BANDA ACEH – Anggota Dewan Perwakilan Rakyat Aceh (DPRA) dari Fraksi Partai Aceh (PA) Tarmizi, SP meminta pemerintah pusat untuk mengevaluasi kebijakan larangan ekspor minyak sawit mentah dan minyak goreng sawit karena merasa dirugikan dengan turunnya harga Tandan Buah Segar (TBS).
Menurut politisi asal Aceh Barat itu, kebijakan larangan ekspor CPO dikeluarkan Presiden RI Joko Widodo (Jokowi) yang berlaku sejak 28 April 2022 perlu dievaluasi dan mungkin harus dicabut, karena muncul masalah baru bagi petani sawit sehingga sangat merugikan petani di seluruh daerah.
“Harga sawit tidak stabil, sempat naik sampai mencapai Rp 4 ribu per kilogram, dan kini anjlok bahkan harganya fluktuatif, sehingga betul-betul merugikan petani sawit,” kata Tarmizi, di Banda Aceh, Rabu (18/05/2022).
Tarmizi menyebutkan, selain petani sawit, para pengepul juga mengalami kerugian besar, karena saat beli di kebun petani dengan harga tinggi, namun saat dibawa ke pabrik harganya turun drastis.
“Selaku wakil rakyat tentu harus kami sampaikan aspirasi masyarakat Aceh yang umumnya adalah petani sawit khususnya di wilayah barat selatan, dan lebih khusus lagi di dapil kami yang mayoritas adalah petani sawit yaitu di Aceh Jaya, Aceh Barat dan Nagan Raya,” tuturnya.
Selain itu, Tarmizi meminta, Pemerintah Aceh untuk menyampaikan keluhan petani sawit secara langsung kepada Presiden Jokowi, minimal kepada menteri terkait. Dan dirinya juga mengingatkan setiap PKS jangan coba-coba mengambil keuntungan dari kebijakan Presiden dengan menetapkan harga sendiri, suka-suka hati tanpa mengindahkan surat edaran ditjen perkebunan.
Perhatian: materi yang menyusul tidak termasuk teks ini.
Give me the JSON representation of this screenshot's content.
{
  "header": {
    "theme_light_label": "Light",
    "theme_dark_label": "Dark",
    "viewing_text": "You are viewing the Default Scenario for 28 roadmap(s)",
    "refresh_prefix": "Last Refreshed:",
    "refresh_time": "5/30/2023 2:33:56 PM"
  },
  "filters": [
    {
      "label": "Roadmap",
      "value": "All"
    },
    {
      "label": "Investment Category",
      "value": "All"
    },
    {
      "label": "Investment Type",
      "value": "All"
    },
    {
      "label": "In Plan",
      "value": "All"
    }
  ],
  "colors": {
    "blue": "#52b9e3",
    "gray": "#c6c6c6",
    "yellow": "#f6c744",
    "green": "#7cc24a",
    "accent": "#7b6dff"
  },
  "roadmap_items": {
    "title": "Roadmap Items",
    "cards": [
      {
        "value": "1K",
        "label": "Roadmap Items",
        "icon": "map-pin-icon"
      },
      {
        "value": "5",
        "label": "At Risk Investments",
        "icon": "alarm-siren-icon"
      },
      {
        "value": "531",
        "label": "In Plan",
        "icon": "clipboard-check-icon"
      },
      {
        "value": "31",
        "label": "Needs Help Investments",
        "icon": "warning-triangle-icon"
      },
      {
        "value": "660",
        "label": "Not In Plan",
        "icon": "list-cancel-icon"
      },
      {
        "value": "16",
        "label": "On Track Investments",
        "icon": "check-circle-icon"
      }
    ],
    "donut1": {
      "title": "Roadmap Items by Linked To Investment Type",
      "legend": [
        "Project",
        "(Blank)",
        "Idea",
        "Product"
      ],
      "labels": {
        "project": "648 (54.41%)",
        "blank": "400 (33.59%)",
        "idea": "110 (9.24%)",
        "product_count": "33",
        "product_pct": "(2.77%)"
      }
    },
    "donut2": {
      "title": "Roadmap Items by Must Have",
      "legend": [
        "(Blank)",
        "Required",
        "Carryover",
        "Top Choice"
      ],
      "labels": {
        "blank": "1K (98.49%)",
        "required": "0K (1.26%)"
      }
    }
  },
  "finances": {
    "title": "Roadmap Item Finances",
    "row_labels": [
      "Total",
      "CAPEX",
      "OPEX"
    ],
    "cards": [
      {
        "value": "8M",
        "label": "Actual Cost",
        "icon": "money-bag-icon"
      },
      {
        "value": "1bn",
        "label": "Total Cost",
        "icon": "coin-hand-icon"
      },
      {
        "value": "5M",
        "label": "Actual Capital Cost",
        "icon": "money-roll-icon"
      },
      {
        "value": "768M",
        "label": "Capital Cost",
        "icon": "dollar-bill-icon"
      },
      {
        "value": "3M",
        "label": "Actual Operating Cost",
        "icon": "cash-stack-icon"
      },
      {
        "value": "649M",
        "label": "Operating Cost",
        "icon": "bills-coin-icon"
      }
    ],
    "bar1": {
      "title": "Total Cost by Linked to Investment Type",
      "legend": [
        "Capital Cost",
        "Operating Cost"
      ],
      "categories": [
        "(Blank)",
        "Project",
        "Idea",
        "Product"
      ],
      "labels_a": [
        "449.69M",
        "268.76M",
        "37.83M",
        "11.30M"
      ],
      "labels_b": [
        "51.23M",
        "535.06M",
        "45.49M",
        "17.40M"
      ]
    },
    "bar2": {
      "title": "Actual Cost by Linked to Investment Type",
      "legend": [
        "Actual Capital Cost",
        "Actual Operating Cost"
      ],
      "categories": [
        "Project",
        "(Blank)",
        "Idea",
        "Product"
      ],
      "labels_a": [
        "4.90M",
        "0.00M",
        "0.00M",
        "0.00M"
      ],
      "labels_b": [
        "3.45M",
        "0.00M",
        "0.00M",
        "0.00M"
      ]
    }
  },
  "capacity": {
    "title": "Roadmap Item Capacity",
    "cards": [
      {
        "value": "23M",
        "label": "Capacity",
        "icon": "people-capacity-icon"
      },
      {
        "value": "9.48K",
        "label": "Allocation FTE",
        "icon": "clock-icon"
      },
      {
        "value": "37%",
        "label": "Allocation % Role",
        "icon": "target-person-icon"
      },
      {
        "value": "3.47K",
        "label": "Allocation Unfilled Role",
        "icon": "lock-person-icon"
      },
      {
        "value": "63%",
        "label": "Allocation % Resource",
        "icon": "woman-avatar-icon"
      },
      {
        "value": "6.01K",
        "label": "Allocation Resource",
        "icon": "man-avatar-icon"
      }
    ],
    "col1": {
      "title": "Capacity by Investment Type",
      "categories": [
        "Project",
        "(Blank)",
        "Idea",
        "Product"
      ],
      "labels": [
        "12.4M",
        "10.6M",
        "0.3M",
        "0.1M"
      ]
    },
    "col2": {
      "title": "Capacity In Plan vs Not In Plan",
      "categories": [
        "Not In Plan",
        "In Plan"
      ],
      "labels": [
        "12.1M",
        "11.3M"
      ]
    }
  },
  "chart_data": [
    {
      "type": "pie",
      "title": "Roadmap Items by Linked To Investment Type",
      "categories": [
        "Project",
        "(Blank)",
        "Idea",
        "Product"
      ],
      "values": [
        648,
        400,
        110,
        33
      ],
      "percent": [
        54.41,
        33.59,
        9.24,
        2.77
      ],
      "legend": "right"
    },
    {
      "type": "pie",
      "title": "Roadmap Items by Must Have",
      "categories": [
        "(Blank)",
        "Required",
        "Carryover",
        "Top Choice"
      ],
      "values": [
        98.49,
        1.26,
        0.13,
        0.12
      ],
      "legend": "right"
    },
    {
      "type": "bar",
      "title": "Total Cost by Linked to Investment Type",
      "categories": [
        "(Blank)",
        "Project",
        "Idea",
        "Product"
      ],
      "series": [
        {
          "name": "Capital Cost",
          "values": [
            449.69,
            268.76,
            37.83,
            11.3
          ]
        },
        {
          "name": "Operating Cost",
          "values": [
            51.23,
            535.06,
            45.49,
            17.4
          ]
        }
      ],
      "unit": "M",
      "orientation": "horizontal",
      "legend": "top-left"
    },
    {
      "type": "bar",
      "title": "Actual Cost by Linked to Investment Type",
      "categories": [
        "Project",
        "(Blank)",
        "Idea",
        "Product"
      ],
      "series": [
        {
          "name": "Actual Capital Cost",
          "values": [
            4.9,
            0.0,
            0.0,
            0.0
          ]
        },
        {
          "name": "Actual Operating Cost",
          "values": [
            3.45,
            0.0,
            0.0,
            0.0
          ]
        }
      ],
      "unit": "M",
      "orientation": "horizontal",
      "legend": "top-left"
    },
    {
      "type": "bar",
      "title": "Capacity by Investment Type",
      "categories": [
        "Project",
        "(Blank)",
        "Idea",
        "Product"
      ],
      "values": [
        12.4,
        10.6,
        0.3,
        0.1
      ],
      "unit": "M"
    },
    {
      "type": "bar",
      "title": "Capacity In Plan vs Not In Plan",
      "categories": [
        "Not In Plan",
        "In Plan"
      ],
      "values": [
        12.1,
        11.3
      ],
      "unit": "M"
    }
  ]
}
“Surat Edaran Ditjen Perkebunan secara jelas meminta seluruh PKS mematuhi Permentan 01 Tahun 2018 dan Pergub Tataniaga TBS. Salah satu poin yang dijabarkan dalam surat itu terkait larangan bagi PKS untuk menetapkan harga TBS, karena itu ranahnya tim provinsi,” tutupnya.